DESCRIPTION (provided by applicant): Obesity is a major health issue in the United States and other Western countries, increasing the risk of diabetes, cardiovascular diseases and several types of cancers. In contrast, lipoatrophy, the lack of adipose tissue, is also associated with diabetes and various metabolic abnormalities. Thus, understanding the cellular and molecular basis that regulates adipocyte differentiation is necessary to develop comprehensive therapeutic strategies for the prevention and treatment of these disorders. The canonical Wnt/¿-catenin pathway has been shown to inhibit adipogenesis while maintaining a dividing preadipoctye state through overexpression studies. However, its physiological importance remains to be elucidated. We reported a novel ¿-catenin-associated antagonist, termed Chibby (Cby). Cby is a nuclear protein that is conserved throughout evolution. We showed that Cby interacts with the C-terminal activation domain of ¿-catenin and represses ¿-catenin-mediated transcriptional activation by competing with Lef-1. We further demonstrated that loss of Cby function leads to hyperactivation of the pathway in Drosophila. To gain insights into the function of Cby during vertebrate development as well as in human disease, we have created Cby-null (Cby-/-) mice. Unexpectedly, these mice exhibit reduced adiposity. Using cultured 3T3-L1 preadipocytes, we found that Cby protein levels increase during adipogenesis. Furthermore, ectopic expression of Cby causes spontaneous differentiation, and conversely, Cby RNAi almost completely blocks adipogenesis of 3T3-L1 cells. These preliminary data strongly argue that Cby is an essential proadipogenic factor. The long-term goal of this application is to elucidate the role of Cby in adipose tissue development. We propose to analyze adipose tissues in Cby-/- mice, investigate adipogenic potential of Cby-/- mouse embryonic fibroblasts in vitro, and characterize Cby using preadipocyte and pluripotent mesenchymal stem cells. Our research offers hope that blocking Cby's activity may be an effective therapy for obesity and its associated disorders.

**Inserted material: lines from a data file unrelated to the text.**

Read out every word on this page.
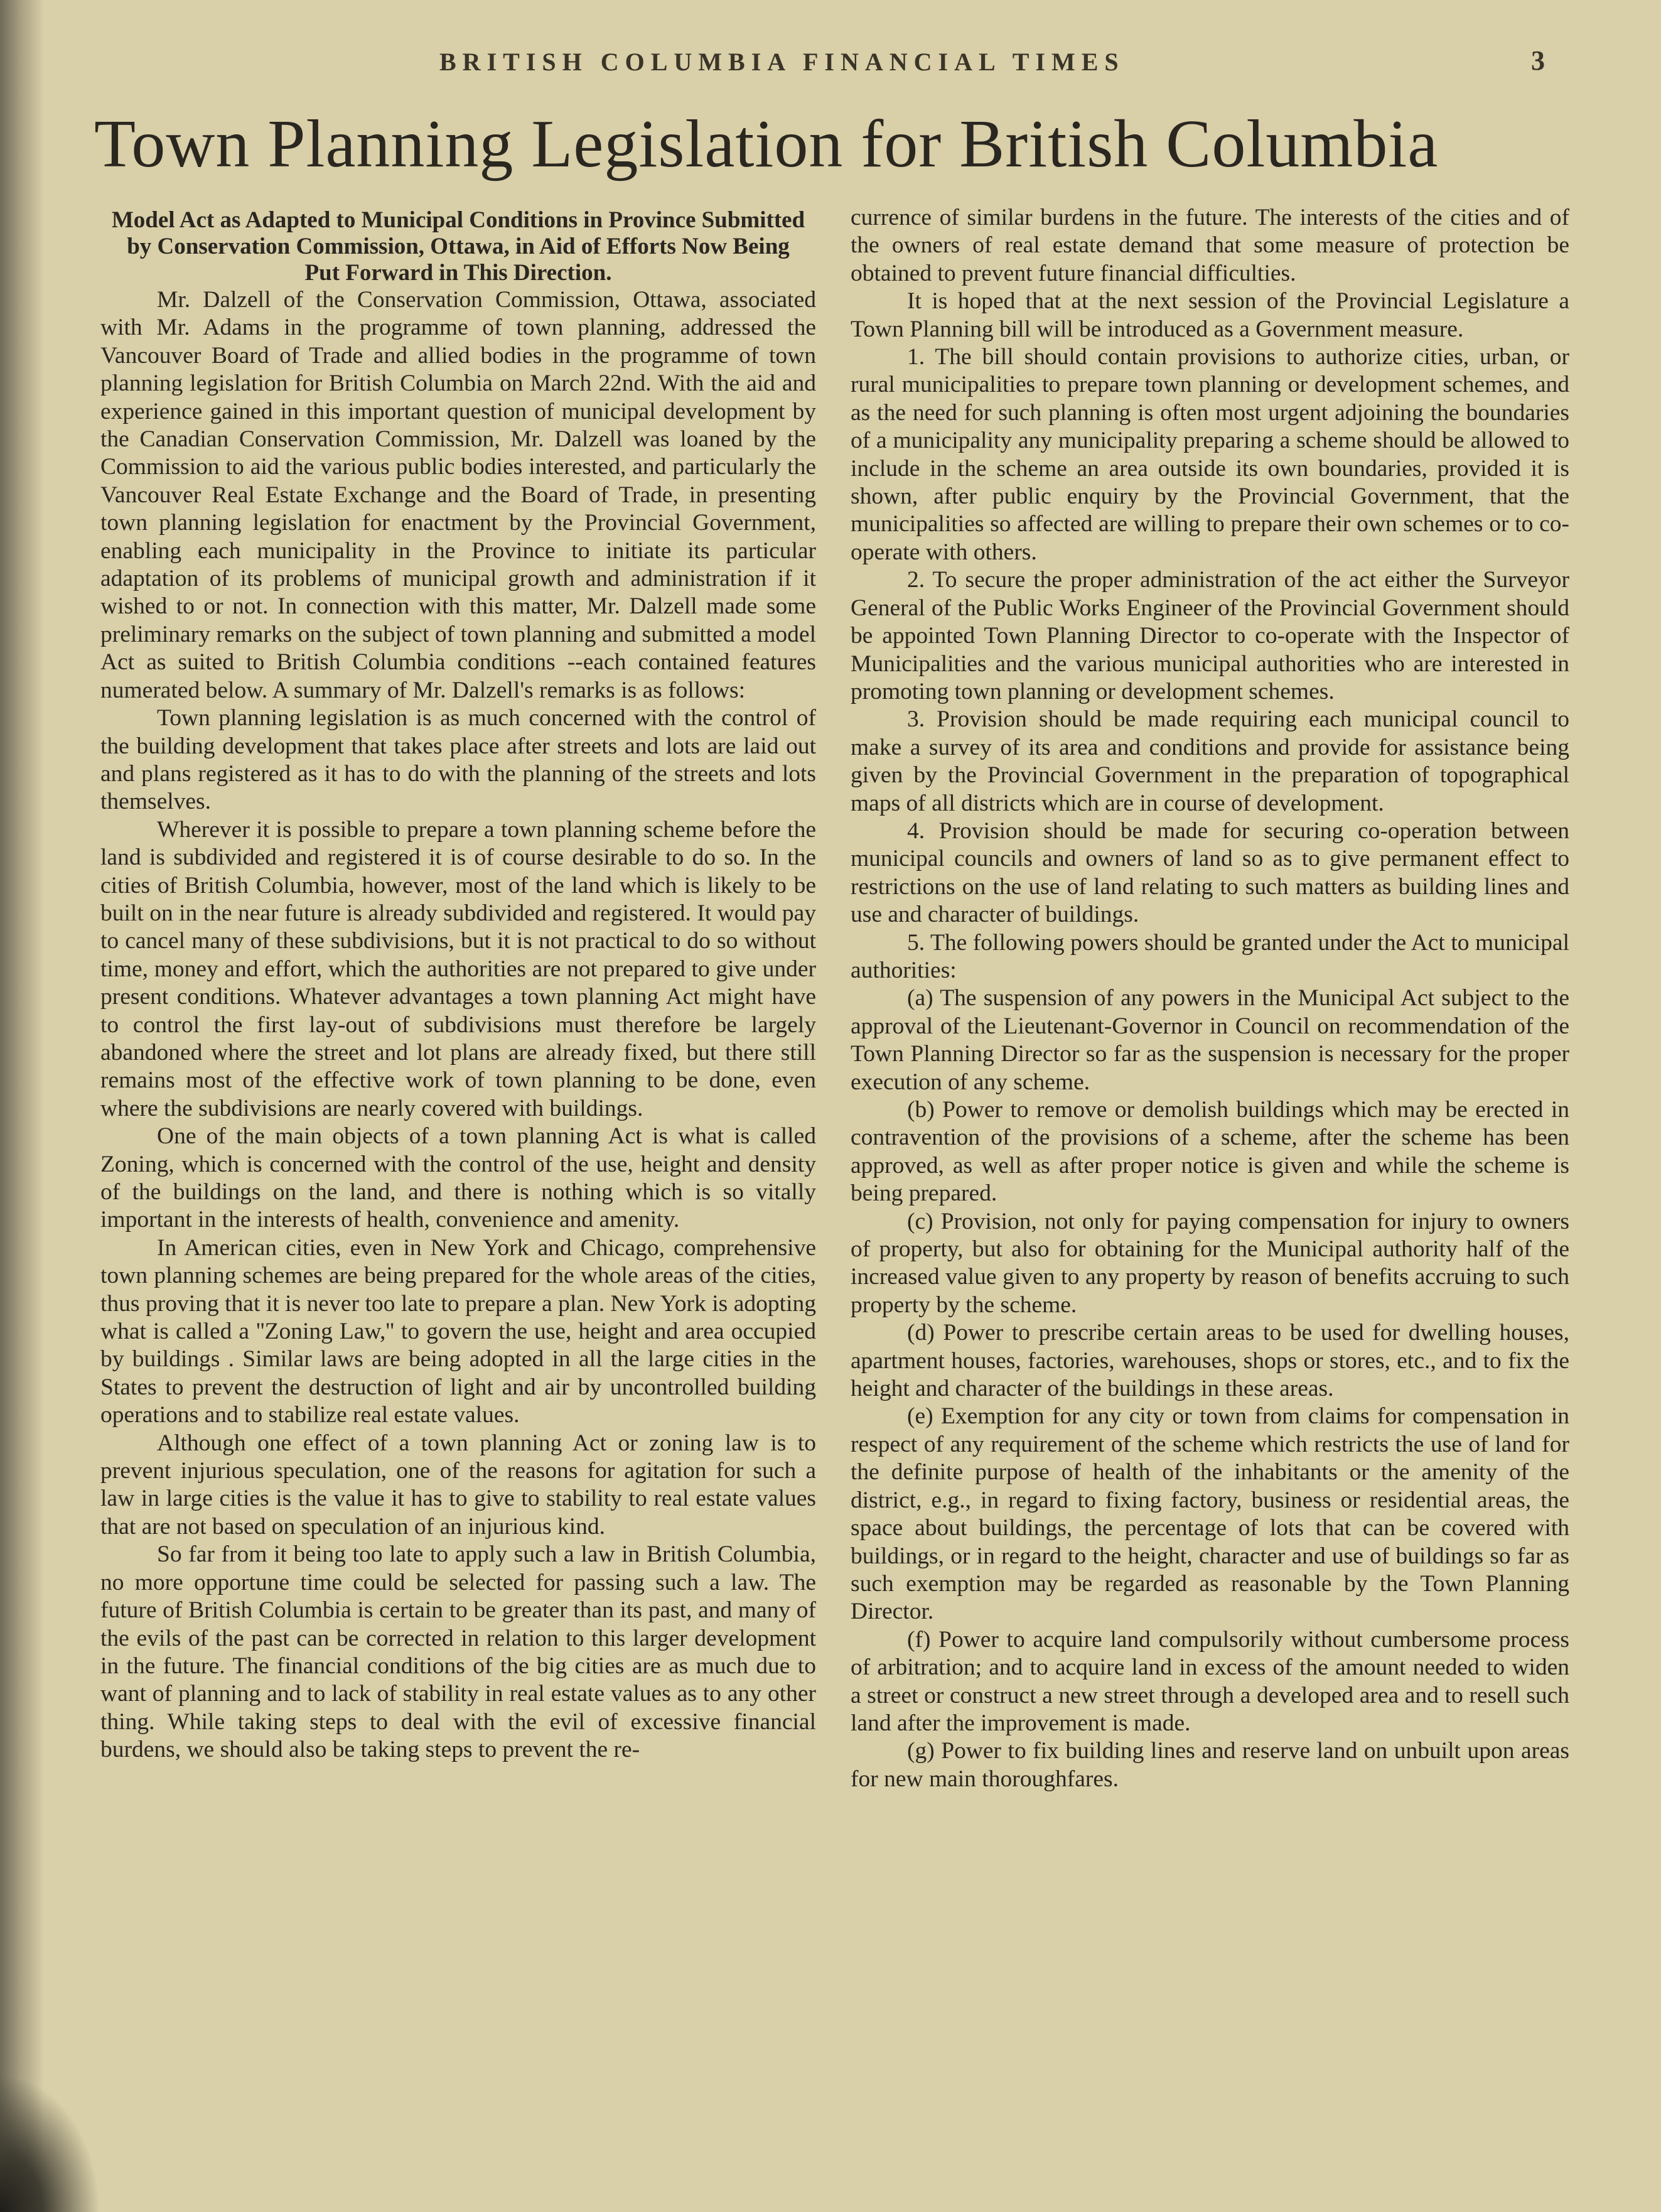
BRITISH COLUMBIA FINANCIAL TIMES	3
Town Planning Legislation for British Columbia

Model Act as Adapted to Municipal Conditions in Province Submitted by Conservation Commission, Ottawa, in Aid of Efforts Now Being Put Forward in This Direction.

Mr. Dalzell of the Conservation Commission, Ottawa, associated with Mr. Adams in the programme of town planning, addressed the Vancouver Board of Trade and allied bodies in the programme of town planning legislation for British Columbia on March 22nd. With the aid and experience gained in this important question of municipal development by the Canadian Conservation Commission, Mr. Dalzell was loaned by the Commission to aid the various public bodies interested, and particularly the Vancouver Real Estate Exchange and the Board of Trade, in presenting town planning legislation for enactment by the Provincial Government, enabling each municipality in the Province to initiate its particular adaptation of its problems of municipal growth and administration if it wished to or not. In connection with this matter, Mr. Dalzell made some preliminary remarks on the subject of town planning and submitted a model Act as suited to British Columbia conditions --each contained features numerated below. A summary of Mr. Dalzell's remarks is as follows:

Town planning legislation is as much concerned with the control of the building development that takes place after streets and lots are laid out and plans registered as it has to do with the planning of the streets and lots themselves.

Wherever it is possible to prepare a town planning scheme before the land is subdivided and registered it is of course desirable to do so. In the cities of British Columbia, however, most of the land which is likely to be built on in the near future is already subdivided and registered. It would pay to cancel many of these subdivisions, but it is not practical to do so without time, money and effort, which the authorities are not prepared to give under present conditions. Whatever advantages a town planning Act might have to control the first lay-out of subdivisions must therefore be largely abandoned where the street and lot plans are already fixed, but there still remains most of the effective work of town planning to be done, even where the subdivisions are nearly covered with buildings.

One of the main objects of a town planning Act is what is called Zoning, which is concerned with the control of the use, height and density of the buildings on the land, and there is nothing which is so vitally important in the interests of health, convenience and amenity.

In American cities, even in New York and Chicago, comprehensive town planning schemes are being prepared for the whole areas of the cities, thus proving that it is never too late to prepare a plan. New York is adopting what is called a ''Zoning Law,'' to govern the use, height and area occupied by buildings . Similar laws are being adopted in all the large cities in the States to prevent the destruction of light and air by uncontrolled building operations and to stabilize real estate values.

Although one effect of a town planning Act or zoning law is to prevent injurious speculation, one of the reasons for agitation for such a law in large cities is the value it has to give to stability to real estate values that are not based on speculation of an injurious kind.

So far from it being too late to apply such a law in British Columbia, no more opportune time could be selected for passing such a law. The future of British Columbia is certain to be greater than its past, and many of the evils of the past can be corrected in relation to this larger development in the future. The financial conditions of the big cities are as much due to want of planning and to lack of stability in real estate values as to any other thing. While taking steps to deal with the evil of excessive financial burdens, we should also be taking steps to prevent the re-

currence of similar burdens in the future. The interests of the cities and of the owners of real estate demand that some measure of protection be obtained to prevent future financial difficulties.

It is hoped that at the next session of the Provincial Legislature a Town Planning bill will be introduced as a Government measure.

1. The bill should contain provisions to authorize cities, urban, or rural municipalities to prepare town planning or development schemes, and as the need for such planning is often most urgent adjoining the boundaries of a municipality any municipality preparing a scheme should be allowed to include in the scheme an area outside its own boundaries, provided it is shown, after public enquiry by the Provincial Government, that the municipalities so affected are willing to prepare their own schemes or to co-operate with others.

2. To secure the proper administration of the act either the Surveyor General of the Public Works Engineer of the Provincial Government should be appointed Town Planning Director to co-operate with the Inspector of Municipalities and the various municipal authorities who are interested in promoting town planning or development schemes.

3. Provision should be made requiring each municipal council to make a survey of its area and conditions and provide for assistance being given by the Provincial Government in the preparation of topographical maps of all districts which are in course of development.

4. Provision should be made for securing co-operation between municipal councils and owners of land so as to give permanent effect to restrictions on the use of land relating to such matters as building lines and use and character of buildings.

5. The following powers should be granted under the Act to municipal authorities:

(a) The suspension of any powers in the Municipal Act subject to the approval of the Lieutenant-Governor in Council on recommendation of the Town Planning Director so far as the suspension is necessary for the proper execution of any scheme.

(b) Power to remove or demolish buildings which may be erected in contravention of the provisions of a scheme, after the scheme has been approved, as well as after proper notice is given and while the scheme is being prepared.

(c) Provision, not only for paying compensation for injury to owners of property, but also for obtaining for the Municipal authority half of the increased value given to any property by reason of benefits accruing to such property by the scheme.

(d) Power to prescribe certain areas to be used for dwelling houses, apartment houses, factories, warehouses, shops or stores, etc., and to fix the height and character of the buildings in these areas.

(e) Exemption for any city or town from claims for compensation in respect of any requirement of the scheme which restricts the use of land for the definite purpose of health of the inhabitants or the amenity of the district, e.g., in regard to fixing factory, business or residential areas, the space about buildings, the percentage of lots that can be covered with buildings, or in regard to the height, character and use of buildings so far as such exemption may be regarded as reasonable by the Town Planning Director.

(f) Power to acquire land compulsorily without cumbersome process of arbitration; and to acquire land in excess of the amount needed to widen a street or construct a new street through a developed area and to resell such land after the improvement is made.

(g) Power to fix building lines and reserve land on unbuilt upon areas for new main thoroughfares.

描述（由申请人提供）：肥胖是美国和其他西方国家的一个主要健康问题，增加了糖尿病、心血管疾病和几种癌症的风险。相比之下，脂肪萎缩，缺乏脂肪组织，也与糖尿病和各种代谢异常有关。因此，了解调节脂肪细胞分化的细胞和分子基础对于开发预防和治疗这些疾病的综合治疗策略是必要的。The canonical Wnt/？通过过表达研究，β-连环蛋白途径已经显示出抑制脂肪形成，同时维持分裂的前脂肪细胞状态。然而，其生理重要性仍有待阐明。我们报道了一种新的连环蛋白相关拮抗剂，称为Chibby（Cby）。Cby是一种在整个进化过程中保守的核蛋白。我们发现Cby与γ-连环蛋白的C末端激活结构域相互作用，并通过与Lef-1竞争来抑制γ-连环蛋白介导的转录激活。我们进一步证明了Cby功能的丧失导致果蝇中该途径的过度激活。为了深入了解Cby在脊椎动物发育以及人类疾病中的功能，我们创建了Cby-null（Cby-/-）小鼠。出乎意料的是，这些小鼠表现出减少的肥胖。使用培养的3 T3-L1前脂肪细胞，我们发现Cby蛋白水平在脂肪形成过程中增加。此外，Cby的异位表达引起自发分化，相反，Cby RNAi几乎完全阻断3 T3-L1细胞的脂肪形成。这些初步数据有力地证明Cby是一种重要的促脂肪形成因子。本申请的长期目标是阐明Cby在脂肪组织发育中的作用。我们建议分析Cby-/-小鼠的脂肪组织，研究Cby-/-小鼠胚胎成纤维细胞在体外的成脂潜能，并通过使用前脂肪细胞和多能间充质干细胞来表征Cby。我们的研究提供了希望，阻断Cby的活性可能是治疗肥胖及其相关疾病的有效方法。